The sequencing instrument reads from the 5′ adapter, through your RNA sequence, and into the 3′ adapter. The results generated include, for each sequence, all of that information. The first thing you will do is to “trim” away the 5′ and 3′ adapters, leaving you with just the RNA sequences.
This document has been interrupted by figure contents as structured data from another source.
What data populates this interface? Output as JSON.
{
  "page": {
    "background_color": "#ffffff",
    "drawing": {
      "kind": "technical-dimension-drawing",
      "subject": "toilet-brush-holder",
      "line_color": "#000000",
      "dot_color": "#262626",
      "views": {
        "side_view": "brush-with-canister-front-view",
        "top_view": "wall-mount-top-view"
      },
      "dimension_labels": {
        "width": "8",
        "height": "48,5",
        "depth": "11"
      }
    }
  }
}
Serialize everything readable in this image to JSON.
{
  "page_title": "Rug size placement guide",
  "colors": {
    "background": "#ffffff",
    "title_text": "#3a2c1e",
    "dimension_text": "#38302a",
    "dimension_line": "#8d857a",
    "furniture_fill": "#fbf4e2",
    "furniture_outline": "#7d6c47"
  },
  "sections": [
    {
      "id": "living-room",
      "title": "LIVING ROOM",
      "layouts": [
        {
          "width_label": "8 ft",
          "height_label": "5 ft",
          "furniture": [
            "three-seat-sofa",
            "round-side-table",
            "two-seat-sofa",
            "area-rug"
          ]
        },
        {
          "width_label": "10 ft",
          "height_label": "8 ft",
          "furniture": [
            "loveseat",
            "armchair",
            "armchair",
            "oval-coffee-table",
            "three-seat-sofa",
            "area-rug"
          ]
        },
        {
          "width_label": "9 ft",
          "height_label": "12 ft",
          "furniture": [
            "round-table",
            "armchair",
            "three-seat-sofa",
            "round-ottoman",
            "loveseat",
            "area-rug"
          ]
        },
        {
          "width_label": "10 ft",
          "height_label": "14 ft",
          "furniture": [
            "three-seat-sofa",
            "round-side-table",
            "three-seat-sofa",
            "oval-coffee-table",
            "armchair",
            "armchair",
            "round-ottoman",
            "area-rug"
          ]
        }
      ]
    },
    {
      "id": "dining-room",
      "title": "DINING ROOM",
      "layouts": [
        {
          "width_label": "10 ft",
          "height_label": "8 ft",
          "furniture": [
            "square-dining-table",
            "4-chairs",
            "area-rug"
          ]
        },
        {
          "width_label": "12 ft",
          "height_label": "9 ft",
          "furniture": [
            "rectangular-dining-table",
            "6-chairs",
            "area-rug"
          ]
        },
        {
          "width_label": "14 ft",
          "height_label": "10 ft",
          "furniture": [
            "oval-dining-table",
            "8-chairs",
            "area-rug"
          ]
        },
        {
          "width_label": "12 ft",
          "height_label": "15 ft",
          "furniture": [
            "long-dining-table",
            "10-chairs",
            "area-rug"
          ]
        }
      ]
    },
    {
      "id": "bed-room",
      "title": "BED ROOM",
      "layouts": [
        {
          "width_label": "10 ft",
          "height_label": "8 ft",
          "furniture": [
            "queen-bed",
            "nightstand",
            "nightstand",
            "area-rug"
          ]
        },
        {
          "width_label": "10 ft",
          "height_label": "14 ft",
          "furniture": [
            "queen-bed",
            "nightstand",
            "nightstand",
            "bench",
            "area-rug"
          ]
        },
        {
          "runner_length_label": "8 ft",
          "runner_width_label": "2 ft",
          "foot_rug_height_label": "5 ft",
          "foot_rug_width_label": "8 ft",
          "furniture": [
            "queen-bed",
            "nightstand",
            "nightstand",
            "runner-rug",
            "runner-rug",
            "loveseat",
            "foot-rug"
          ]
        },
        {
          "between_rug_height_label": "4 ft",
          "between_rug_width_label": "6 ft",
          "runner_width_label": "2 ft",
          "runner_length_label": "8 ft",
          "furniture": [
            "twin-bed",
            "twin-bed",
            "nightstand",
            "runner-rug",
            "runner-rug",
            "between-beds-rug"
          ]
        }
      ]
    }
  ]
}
So let’s say we have an experiment that we have setup in Expt[‘5N’]. The command to import that data into a Python object variable ‘Dset’ would be:
Dset = Expt['5N'].import_dataset()
The resulting output would look like
>Expt['5N'].import_dataset() # [Enz] = 0.50 uM, [DNA] = 2.00 uM, for 5.0 min at T=37.0 C
5N_S3_L001_R1_001.fastq.gz, Trgt=GGNNNNNGTAGAGGTGAAGATTTA (24mer) isTemplate=False
>> 36026 sequences imported
The output reports back some of the information that was initially supplied in exptparams.py, and tells you that the file contained 36,026 sequences. You would next take that data set and trim away the adapters:
Dset = Dset.trimAdaptors(None,None)
The output would look like:
Trim Adapters >> 24752 of 36026 (68.7%) returned
(29270) 5'-TACTAT-(26447)-TGGAA-3' (32379) 10228(28.4%) failed adapter criteria
804(2.2%) PrmDmr, 0(0.0%) 5'dup, 3309(9.2%) 3'dup
48(0.1%) A, 89(0.2%) C, 43(0.1%) G, 62(0.2%) T
The top response tells us that after trimming, we are left with 24,752 valid RNA sequences. In this case, ‘valid’ means it met all three of the following criteria:
- the sequence contained both 5′ and 3′ adapters
- the sequence was not a primer dimer (5′ adapter ligated directly to a 3′ adapter)
- the sequence was not just a single base
Looking more closely, we can see that 29,270 sequences had the (TACTAT) 5′ adapter sequence, 32,379 had the (TGGAA) 3′ adapter sequence, and 26,447 had both (but some of those were primer dimers or single bases). This information can be useful in debugging incorrectly specified parameters or ligation workups gone wrong.